2. Foundations of RAG
2.1 Definition and motivation
Retrieval-augmented generation was introduced by Lewis et al. at FAIR in 20201. The original formulation combined a pretrained sequence-to-sequence model (BART) with a non-parametric memory: a dense vector index of Wikipedia passages accessed by a learned retriever (DPR). The model retrieves passages conditional on the query, then generates an answer conditioned on both the query and the retrieved passages. The key insight is the split between parametric memory (encoded in weights) and non-parametric memory (an external corpus that can be edited without retraining).
RAG addresses three concrete limitations of vanilla LLMs:
- Knowledge cutoff. Model weights freeze at training time. RAG lets you serve answers grounded in documents the model has never seen.

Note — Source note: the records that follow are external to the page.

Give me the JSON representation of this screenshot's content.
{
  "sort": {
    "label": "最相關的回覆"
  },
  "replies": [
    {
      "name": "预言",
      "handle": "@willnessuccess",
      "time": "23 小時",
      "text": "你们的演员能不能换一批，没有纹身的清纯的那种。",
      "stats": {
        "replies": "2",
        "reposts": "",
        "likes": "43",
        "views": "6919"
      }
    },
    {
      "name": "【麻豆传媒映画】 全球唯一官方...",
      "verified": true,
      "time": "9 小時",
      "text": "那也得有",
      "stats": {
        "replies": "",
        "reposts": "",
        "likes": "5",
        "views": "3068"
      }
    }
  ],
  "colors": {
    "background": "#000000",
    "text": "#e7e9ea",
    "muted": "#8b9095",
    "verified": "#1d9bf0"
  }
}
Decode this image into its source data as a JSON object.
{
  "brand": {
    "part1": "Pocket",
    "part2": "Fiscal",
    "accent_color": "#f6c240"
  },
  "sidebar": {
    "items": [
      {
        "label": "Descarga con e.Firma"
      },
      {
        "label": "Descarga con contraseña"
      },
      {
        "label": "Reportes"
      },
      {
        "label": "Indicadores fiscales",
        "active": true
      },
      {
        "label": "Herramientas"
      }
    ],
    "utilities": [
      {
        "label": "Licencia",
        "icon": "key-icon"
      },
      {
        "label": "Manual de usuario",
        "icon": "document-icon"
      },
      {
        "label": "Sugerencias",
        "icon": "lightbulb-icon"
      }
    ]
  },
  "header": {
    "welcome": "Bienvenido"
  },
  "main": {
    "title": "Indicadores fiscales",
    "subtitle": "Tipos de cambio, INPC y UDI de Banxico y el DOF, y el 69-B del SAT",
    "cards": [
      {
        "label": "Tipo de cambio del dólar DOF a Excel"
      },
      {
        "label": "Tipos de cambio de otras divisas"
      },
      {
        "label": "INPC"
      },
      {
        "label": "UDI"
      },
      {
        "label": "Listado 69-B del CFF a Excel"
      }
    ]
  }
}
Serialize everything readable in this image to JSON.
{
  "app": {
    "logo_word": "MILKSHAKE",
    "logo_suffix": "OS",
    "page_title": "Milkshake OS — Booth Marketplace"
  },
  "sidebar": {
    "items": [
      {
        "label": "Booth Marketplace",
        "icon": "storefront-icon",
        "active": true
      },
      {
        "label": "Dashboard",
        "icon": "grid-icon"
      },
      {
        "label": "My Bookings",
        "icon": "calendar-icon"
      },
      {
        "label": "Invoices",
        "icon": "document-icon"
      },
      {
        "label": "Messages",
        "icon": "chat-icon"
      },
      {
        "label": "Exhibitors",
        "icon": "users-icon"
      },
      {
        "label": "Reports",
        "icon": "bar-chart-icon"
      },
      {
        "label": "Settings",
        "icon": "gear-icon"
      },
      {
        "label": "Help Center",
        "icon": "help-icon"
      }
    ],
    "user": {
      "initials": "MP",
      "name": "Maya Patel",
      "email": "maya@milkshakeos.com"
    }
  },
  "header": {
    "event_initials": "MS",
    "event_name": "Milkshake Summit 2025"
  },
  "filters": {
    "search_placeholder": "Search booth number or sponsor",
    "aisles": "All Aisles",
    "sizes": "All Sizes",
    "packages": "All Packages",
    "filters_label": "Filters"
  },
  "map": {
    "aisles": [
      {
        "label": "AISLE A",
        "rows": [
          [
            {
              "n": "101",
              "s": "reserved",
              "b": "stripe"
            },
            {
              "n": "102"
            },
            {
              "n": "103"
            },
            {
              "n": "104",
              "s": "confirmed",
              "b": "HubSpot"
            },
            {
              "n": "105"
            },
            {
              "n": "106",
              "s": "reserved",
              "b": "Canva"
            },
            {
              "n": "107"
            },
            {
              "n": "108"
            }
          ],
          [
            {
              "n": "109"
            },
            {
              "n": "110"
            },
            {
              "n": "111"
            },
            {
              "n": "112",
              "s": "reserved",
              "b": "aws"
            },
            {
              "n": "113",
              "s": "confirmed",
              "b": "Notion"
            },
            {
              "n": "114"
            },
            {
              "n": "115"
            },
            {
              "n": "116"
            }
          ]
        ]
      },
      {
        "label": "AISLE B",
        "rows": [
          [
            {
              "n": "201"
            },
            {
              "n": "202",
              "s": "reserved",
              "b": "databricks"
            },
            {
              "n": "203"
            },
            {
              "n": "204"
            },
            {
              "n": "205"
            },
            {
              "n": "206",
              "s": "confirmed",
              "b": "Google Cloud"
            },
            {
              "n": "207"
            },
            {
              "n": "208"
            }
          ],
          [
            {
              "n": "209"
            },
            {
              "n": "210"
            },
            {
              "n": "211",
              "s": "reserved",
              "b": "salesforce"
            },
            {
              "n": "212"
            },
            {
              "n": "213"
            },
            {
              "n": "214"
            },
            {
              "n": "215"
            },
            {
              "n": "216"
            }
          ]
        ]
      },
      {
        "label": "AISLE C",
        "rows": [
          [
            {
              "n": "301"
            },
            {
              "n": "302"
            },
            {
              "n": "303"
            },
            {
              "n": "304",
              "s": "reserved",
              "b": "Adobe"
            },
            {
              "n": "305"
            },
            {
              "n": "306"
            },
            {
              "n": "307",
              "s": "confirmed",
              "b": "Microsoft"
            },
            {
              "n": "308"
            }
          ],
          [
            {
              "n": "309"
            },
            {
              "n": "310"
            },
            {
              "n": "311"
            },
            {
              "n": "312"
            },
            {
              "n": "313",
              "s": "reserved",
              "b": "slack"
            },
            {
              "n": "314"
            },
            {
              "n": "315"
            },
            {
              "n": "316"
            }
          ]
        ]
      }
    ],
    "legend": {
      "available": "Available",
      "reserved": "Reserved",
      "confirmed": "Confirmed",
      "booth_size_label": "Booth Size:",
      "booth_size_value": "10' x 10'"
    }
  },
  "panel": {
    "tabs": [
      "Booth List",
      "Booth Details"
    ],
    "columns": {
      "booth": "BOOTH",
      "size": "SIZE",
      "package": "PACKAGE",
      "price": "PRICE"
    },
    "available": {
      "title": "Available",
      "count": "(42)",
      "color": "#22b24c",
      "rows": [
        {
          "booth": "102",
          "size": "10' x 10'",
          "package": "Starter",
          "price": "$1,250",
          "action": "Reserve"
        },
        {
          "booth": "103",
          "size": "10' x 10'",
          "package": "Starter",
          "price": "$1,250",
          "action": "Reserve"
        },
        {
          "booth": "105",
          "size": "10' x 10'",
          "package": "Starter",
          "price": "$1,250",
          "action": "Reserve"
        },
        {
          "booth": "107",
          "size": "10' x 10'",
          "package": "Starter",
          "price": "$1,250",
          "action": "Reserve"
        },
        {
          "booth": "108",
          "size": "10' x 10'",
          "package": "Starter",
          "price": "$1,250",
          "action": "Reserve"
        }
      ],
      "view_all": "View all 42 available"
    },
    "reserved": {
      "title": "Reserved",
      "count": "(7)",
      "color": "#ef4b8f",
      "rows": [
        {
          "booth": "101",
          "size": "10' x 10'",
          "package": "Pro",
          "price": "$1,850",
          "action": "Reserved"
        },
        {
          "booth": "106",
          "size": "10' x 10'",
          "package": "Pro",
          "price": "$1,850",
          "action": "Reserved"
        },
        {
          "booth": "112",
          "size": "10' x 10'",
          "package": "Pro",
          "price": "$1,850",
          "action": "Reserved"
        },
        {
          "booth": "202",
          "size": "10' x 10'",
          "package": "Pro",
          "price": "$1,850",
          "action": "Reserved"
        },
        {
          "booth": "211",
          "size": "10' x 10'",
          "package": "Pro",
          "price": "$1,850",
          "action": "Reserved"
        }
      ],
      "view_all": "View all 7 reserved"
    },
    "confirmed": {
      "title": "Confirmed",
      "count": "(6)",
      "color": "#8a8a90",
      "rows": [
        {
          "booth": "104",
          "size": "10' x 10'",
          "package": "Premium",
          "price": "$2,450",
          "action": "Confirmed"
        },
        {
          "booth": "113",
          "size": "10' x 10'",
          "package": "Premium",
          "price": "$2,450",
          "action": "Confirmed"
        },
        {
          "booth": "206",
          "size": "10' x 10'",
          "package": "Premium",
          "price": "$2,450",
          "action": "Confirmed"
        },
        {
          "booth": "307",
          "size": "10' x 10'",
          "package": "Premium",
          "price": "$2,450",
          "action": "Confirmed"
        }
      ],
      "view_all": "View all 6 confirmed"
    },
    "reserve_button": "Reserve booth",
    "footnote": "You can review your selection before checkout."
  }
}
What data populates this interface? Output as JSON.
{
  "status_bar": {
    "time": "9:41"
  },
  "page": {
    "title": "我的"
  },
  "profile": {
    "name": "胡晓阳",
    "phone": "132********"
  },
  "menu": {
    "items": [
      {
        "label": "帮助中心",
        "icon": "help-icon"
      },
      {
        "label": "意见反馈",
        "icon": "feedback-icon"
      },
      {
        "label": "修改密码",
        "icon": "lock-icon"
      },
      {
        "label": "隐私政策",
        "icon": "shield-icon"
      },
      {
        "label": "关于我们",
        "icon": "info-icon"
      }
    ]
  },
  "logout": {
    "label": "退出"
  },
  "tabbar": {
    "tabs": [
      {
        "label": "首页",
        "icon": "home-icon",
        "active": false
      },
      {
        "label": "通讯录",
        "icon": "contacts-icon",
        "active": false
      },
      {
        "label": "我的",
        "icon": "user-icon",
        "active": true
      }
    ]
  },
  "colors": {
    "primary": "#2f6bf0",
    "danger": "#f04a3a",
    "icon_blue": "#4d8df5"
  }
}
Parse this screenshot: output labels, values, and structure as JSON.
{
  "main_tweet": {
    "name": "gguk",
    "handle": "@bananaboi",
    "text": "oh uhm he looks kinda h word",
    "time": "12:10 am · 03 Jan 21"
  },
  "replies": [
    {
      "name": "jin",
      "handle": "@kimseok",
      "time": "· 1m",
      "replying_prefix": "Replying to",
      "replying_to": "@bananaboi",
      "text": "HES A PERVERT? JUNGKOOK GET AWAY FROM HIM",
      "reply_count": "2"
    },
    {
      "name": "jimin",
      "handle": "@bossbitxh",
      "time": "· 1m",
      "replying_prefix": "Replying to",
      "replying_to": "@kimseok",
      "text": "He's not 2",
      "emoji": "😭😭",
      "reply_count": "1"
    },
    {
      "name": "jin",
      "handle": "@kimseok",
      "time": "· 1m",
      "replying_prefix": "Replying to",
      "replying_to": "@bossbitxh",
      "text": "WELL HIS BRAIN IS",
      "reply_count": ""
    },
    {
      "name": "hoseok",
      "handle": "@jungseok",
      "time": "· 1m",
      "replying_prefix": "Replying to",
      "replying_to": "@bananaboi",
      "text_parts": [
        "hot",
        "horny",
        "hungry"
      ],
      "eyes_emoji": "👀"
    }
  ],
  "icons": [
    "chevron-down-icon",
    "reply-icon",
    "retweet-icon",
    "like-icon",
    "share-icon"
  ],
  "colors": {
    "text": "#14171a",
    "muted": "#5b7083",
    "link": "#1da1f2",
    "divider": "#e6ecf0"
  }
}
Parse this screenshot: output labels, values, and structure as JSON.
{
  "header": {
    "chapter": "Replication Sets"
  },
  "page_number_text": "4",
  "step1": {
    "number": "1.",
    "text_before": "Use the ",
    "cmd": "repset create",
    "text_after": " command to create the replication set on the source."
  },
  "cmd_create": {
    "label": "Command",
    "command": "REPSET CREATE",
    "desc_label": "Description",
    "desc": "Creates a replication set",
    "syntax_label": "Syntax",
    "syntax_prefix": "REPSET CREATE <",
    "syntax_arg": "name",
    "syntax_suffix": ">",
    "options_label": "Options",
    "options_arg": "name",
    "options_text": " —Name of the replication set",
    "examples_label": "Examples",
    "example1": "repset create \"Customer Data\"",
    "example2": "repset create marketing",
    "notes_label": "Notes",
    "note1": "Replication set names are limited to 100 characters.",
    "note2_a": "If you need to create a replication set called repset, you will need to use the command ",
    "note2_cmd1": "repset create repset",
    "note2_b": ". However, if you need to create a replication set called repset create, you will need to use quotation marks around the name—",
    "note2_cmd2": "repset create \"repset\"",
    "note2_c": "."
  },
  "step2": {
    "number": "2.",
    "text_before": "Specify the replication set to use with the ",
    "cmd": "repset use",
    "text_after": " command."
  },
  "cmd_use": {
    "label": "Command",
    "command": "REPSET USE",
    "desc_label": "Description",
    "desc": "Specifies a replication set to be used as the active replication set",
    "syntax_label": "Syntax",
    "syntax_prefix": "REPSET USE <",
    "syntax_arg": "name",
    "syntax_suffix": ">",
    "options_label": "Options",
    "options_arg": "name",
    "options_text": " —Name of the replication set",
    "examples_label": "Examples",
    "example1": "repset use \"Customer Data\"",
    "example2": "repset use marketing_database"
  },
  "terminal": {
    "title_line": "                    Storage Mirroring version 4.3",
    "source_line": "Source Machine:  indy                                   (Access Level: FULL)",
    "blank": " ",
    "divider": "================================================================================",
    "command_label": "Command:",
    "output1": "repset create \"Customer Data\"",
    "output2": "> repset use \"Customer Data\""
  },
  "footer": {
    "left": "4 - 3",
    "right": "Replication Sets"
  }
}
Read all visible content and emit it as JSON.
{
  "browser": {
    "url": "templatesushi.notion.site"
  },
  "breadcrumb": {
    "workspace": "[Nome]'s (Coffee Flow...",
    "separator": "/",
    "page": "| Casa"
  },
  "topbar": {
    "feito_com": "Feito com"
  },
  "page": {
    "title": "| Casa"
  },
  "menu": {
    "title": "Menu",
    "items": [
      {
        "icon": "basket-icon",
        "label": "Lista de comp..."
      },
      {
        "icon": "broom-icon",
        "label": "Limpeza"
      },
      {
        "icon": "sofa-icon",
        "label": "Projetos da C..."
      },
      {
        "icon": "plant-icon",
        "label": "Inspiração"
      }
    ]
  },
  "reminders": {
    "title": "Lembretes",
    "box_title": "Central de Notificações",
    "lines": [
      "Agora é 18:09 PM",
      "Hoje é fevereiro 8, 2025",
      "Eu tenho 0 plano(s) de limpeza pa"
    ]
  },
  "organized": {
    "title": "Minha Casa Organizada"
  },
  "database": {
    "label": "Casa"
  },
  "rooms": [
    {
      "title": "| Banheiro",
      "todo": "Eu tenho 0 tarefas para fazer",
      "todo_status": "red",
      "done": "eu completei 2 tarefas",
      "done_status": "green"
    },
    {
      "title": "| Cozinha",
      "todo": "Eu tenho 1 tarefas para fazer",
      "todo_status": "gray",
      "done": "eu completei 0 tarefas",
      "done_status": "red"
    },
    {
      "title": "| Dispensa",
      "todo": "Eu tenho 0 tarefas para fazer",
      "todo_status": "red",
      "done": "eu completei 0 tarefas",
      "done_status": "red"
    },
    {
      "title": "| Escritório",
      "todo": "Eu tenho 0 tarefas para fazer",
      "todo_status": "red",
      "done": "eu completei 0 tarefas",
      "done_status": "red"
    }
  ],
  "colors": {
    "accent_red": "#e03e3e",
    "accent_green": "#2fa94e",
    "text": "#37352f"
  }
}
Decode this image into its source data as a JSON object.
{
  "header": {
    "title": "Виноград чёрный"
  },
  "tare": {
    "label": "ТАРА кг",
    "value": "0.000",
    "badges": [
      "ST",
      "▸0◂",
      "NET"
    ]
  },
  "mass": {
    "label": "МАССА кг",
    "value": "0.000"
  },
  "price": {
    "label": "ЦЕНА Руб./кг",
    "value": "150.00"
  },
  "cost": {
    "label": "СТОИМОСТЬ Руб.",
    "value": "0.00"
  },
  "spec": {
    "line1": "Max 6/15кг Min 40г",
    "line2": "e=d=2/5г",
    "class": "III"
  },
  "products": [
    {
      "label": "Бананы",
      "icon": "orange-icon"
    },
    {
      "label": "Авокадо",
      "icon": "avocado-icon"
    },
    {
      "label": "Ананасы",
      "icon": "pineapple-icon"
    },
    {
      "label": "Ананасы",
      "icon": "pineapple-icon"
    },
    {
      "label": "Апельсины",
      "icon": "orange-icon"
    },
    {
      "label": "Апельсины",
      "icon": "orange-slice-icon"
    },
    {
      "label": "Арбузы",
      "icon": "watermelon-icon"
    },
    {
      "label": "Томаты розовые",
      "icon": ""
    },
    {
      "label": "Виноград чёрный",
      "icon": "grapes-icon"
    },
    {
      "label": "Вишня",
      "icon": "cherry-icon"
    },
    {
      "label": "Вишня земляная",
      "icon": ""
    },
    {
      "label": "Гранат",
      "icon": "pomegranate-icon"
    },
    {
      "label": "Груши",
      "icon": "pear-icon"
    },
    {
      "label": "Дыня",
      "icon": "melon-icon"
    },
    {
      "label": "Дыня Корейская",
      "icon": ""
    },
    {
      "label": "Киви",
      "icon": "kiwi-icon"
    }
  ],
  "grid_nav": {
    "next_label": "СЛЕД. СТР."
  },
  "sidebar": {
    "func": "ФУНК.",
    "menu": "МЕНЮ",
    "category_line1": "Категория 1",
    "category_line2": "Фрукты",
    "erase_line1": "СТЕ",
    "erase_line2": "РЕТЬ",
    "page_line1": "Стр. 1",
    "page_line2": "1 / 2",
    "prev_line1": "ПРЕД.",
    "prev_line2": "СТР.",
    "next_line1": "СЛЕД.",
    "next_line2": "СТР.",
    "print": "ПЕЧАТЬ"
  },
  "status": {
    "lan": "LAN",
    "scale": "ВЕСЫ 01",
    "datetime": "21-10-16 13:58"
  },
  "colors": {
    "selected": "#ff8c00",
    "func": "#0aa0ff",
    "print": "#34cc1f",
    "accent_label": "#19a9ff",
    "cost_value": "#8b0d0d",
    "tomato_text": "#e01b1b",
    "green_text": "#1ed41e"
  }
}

- Hallucination mitigation. When generation is conditioned on retrieved evidence, fabrication rates drop — provided the retrieval is on-topic and the prompt instructs the model to cite or refuse.
- Context-window economics. Even with million-token contexts, attention dilutes over long inputs (the “lost in the middle” effect12), and inference cost scales with input length. Retrieving 5–20 relevant chunks beats stuffing the whole manual.
2.2 The core pipeline
Each stage has its own design space:
Chunking. Documents are split into passages, typically 200–800 tokens with some overlap. Strategies range from fixed-size sliding windows to recursive splitters that respect Markdown headings, to semantic chunkers that group sentences by embedding similarity. Chunking is where most RAG systems silently fail: a chunk that bisects a definition or strips a table from its caption is irretrievable no matter how good the embeddings are13.
Embedding. Each chunk is mapped to a dense vector by a sentence-embedding model — OpenAI’s text-embedding-3-large, Cohere’s embed-v3, the open-source BGE family, or smaller local models like bge-micro-v2 (the 384-dimensional model bundled with Obsidian’s Smart Connections plugin15). The same model must encode both documents and queries; mixing models silently breaks similarity.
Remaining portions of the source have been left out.